納豆定食にカルピスソーダを飲みながら、チャラい感じで中澤が聞いて来た。

僕は、納豆定食にコーラを飲みながら、ドヤった顔でそれに答えた。

「世界を見てくるわ。」

納豆定食にカルピスソーダを満足そうに飲みながら中澤は、とても軽い返事を返して来た。

「チョースゲー」

納豆定食にカルピスソーダを組み合わせて飲むやつには、もう二度と夢は語らないとその時決めた。


後日、会社に退職届を出してその足で旅行会社に向かいアメリカ行きを決めて来た。

僕は英語はほとんど喋れなかったが、アメリカ人も同じ人間なのでなんとかなるだろうと思った。

さっそくユナイテッド航空の機内の中で英語の実力を試す場面がやってきた。

機内ファーストドリンクをMaryというCAさんに聞かれ、僕は自信満々に答えた。

「ドラフトビアープリーズ」

とびっきりの笑顔で答えてくれたMaryが出して来てくれた飲み物は、ベジタブルジュースだった。

美味しかった。

たぶんMaryは、英語が苦手なんだと思う。

そしてなんだかんだでアメリカに行ったは良いが、何をしたら良いか分からず近所をふらふらしている時に出会ったのがSmithさん宅のLittle free libraryだった。

libraryをのぞいていると、山のように大きなSmithさんが声をかけてきてくれた。

僕は、自分の持っている英語の引き出しを全開にして聞くことにした。

「この本箱は何なんだろうか?」

そんな疑問にはこうだ

指差しながら、

「ワッツ?ワッツワッツプリーズ」

英語なんて簡単だ。

するとSmithさんが答えてくれた。

ライブラリーの単語だけがなんとか聞き取れた。

ライブラリーが図書館だと言うことは、状況からして僕でもなんとなく理解できる。

その他に頭の中で聞き取れた単語を組み立てると、どうやらこのとても可愛らしい素敵な本箱はSmithさんの小さな図書館らしいことがわかってきた。

感動した僕は英語と身振り手振りで、アメリカにあてもなく日本から来たこと。世界を見てみたいと思ったこと。美容の仕事をしていること。を一生懸命に伝えた。

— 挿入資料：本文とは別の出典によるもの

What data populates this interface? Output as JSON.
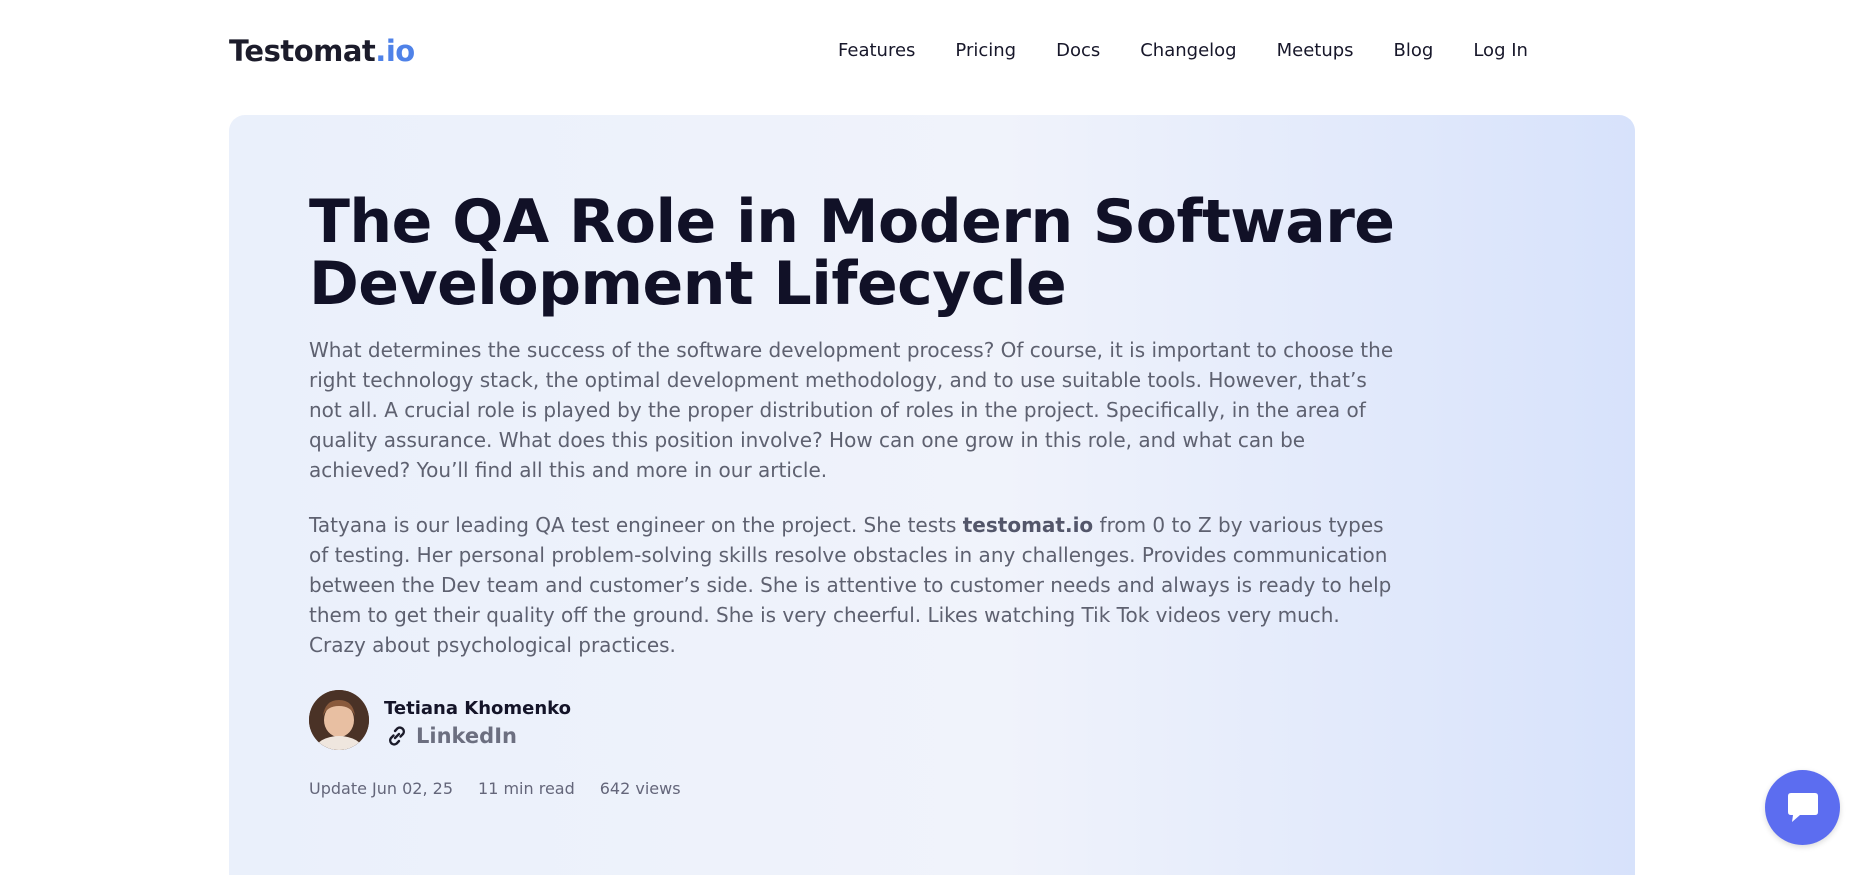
{
  "header": {
    "logo": {
      "main": "Testomat",
      "accent": ".io"
    },
    "nav": [
      {
        "label": "Features"
      },
      {
        "label": "Pricing"
      },
      {
        "label": "Docs"
      },
      {
        "label": "Changelog"
      },
      {
        "label": "Meetups"
      },
      {
        "label": "Blog"
      },
      {
        "label": "Log In"
      }
    ]
  },
  "article": {
    "title": "The QA Role in Modern Software Development Lifecycle",
    "intro": "What determines the success of the software development process? Of course, it is important to choose the right technology stack, the optimal development methodology, and to use suitable tools. However, that’s not all. A crucial role is played by the proper distribution of roles in the project. Specifically, in the area of quality assurance. What does this position involve? How can one grow in this role, and what can be achieved? You’ll find all this and more in our article.",
    "bio": {
      "before": "Tatyana is our leading QA test engineer on the project. She tests ",
      "bold": "testomat.io",
      "after": " from 0 to Z by various types of testing. Her personal problem-solving skills resolve obstacles in any challenges. Provides communication between the Dev team and customer’s side. She is attentive to customer needs and always is ready to help them to get their quality off the ground. She is very cheerful. Likes watching Tik Tok videos very much. Crazy about psychological practices."
    },
    "author": {
      "name": "Tetiana Khomenko",
      "link_label": "LinkedIn",
      "link_icon": "link-icon"
    },
    "meta": {
      "updated": "Update Jun 02, 25",
      "read_time": "11 min read",
      "views": "642 views"
    }
  },
  "chat": {
    "icon": "chat-bubble-icon"
  },
  "colors": {
    "accent": "#4f82e8",
    "chat_button": "#5c6df0",
    "title": "#111127",
    "body_text": "#5e6170"
  }
}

Smithさんは、「Wow」「Oh」言っていたが、伝わっている様子は全然無かった。

たぶんSmithさんも、納豆定食にカルピスソーダを飲むタイプなんだと思う。

そんな僕を不憫に思ったのか、Smithさんが家でランチをご馳走してくれた。

あり得ない量のフライドポテトとマンホールほどの大きさのピザとバケツぐらいの大きさのコーラで胸焼けしながらも、僕は人の優しさと思いやりとカロリーで胸いっぱいになった。

僕は、いつかこのSmithさんから受けた気持ちと恩を少しでも次に渡して(Pay it forward)繋いでいこうと心からそう思ったが、「中澤にだけは絶対渡さない」と心に誓った。